A fixed version is available (0.14.3). Upgrading removes the vulnerable code path.
go
gogs.io/gogs (<= 0.14.2)gogs.io/gogs → 0.14.3 (go)Severity tells you how bad this could be in the worst case. It does not tell you whether you are exposed. Exploitability and impact are functions of runtime truth: whether the vulnerable code is present, reachable, and actually executes in your application. A vulnerable package can sit in your dependency tree and never run.
Kodem, an Intelligent Application Security platform, uses runtime intelligence to reveal which vulnerabilities actually execute in production, so teams prioritize the ones that genuinely matter instead of chasing every advisory.
Kodem's runtime-powered SCA identifies whether CVE-2026-52799 is reachable in your applications. Explore open-source security for your team.
See if CVE-2026-52799 is reachable in your applications. Get a demo
Already deployed Kodem?

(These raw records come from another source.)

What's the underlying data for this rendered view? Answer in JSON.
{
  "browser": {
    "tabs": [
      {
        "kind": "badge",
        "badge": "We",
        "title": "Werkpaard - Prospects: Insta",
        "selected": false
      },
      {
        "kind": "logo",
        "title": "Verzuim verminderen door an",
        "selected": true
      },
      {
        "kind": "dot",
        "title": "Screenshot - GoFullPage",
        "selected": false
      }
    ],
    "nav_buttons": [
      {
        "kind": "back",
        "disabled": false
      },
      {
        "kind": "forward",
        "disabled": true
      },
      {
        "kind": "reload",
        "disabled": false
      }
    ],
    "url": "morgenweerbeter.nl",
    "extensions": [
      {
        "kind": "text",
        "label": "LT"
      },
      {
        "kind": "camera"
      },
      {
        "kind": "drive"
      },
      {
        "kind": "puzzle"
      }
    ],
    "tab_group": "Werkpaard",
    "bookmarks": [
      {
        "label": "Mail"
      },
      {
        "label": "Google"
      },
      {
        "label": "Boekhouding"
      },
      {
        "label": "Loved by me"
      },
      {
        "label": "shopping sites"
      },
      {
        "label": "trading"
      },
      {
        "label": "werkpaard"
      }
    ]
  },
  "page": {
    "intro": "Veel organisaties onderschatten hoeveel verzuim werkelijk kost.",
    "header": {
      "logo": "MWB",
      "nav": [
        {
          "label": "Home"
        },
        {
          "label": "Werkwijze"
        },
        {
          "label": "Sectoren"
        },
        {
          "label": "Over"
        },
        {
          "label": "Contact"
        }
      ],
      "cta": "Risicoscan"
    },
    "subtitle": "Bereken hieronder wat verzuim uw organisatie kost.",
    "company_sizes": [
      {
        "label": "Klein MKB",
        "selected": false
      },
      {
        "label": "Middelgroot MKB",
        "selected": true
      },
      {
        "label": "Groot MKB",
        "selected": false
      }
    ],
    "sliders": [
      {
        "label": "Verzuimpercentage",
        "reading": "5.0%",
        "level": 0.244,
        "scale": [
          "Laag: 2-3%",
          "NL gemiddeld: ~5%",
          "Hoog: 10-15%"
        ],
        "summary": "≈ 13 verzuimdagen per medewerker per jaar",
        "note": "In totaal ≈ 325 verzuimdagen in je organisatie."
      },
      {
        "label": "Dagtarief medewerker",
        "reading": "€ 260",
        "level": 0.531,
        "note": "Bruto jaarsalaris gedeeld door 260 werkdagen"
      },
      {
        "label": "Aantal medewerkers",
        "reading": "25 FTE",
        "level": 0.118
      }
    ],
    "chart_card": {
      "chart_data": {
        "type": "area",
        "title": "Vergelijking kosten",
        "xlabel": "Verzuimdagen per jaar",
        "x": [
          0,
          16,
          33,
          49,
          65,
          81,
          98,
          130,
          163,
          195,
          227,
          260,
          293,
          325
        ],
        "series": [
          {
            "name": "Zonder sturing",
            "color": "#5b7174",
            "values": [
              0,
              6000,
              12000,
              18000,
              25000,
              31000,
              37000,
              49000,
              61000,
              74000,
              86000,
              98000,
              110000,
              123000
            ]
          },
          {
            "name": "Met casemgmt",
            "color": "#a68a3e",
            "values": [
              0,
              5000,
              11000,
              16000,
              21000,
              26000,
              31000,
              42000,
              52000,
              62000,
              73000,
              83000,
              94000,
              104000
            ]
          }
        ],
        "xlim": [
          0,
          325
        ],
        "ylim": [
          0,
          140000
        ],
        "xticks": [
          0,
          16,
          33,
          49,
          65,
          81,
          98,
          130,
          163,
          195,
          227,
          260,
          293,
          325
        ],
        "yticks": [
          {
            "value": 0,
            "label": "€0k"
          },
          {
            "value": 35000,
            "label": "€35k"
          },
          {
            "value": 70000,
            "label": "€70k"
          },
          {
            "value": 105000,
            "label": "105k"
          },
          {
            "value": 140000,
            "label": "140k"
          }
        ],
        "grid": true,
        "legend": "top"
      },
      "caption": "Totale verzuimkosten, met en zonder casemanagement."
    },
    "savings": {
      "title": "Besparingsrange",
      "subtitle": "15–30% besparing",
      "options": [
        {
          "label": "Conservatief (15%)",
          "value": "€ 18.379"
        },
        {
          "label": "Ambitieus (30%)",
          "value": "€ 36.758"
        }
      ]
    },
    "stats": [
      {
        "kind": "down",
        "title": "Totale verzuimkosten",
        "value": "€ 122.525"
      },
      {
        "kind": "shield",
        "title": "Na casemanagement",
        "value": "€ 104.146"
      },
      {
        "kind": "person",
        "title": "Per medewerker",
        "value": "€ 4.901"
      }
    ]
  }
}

See CVE-2026-52799 in your environment →Upgrade gogs.io/gogs to 0.14.3 or later to resolve this vulnerability.
Kodem Kai can prioritize this vulnerability in your dependency tree and generate a fix recommendation.
CVE-2026-52799 is a high-severity missing authorization vulnerability in gogs.io/gogs (go), affecting versions <= 0.14.2. It is fixed in 0.14.3. The application does not perform an authorization check before performing a sensitive operation.
CVE-2026-52799 has a CVSS score of 7.5 (High). This score reflects the worst-case severity of the vulnerability, not your specific exposure. Whether it represents real risk in your environment depends on whether the vulnerable code is present and reachable.
gogs.io/gogs (go) versions <= 0.14.2 is affected.
Yes. CVE-2026-52799 is fixed in 0.14.3. Upgrade to this version or later.
Whether CVE-2026-52799 is exploitable in your environment depends on whether the vulnerable code is present and reachable. A CVSS score is a worst-case rating; it does not account for your specific deployment, configuration, or usage patterns. Kodem, an Intelligent Application Security platform, uses runtime intelligence to show which vulnerabilities actually execute in production, so you can focus on the ones that represent real risk. Get a demo
Exploitability and impact are not fixed properties of a CVE. They depend on runtime truth: whether the vulnerable code is present, reachable, and actually executes in your application. A high CVSS score on a dependency that never runs is not the same as real risk. Kodem, an Intelligent Application Security platform, uses runtime intelligence to reveal which vulnerabilities actually execute in production, so teams prioritize the ones that genuinely matter.
Upgrade gogs.io/gogs to 0.14.3 or later.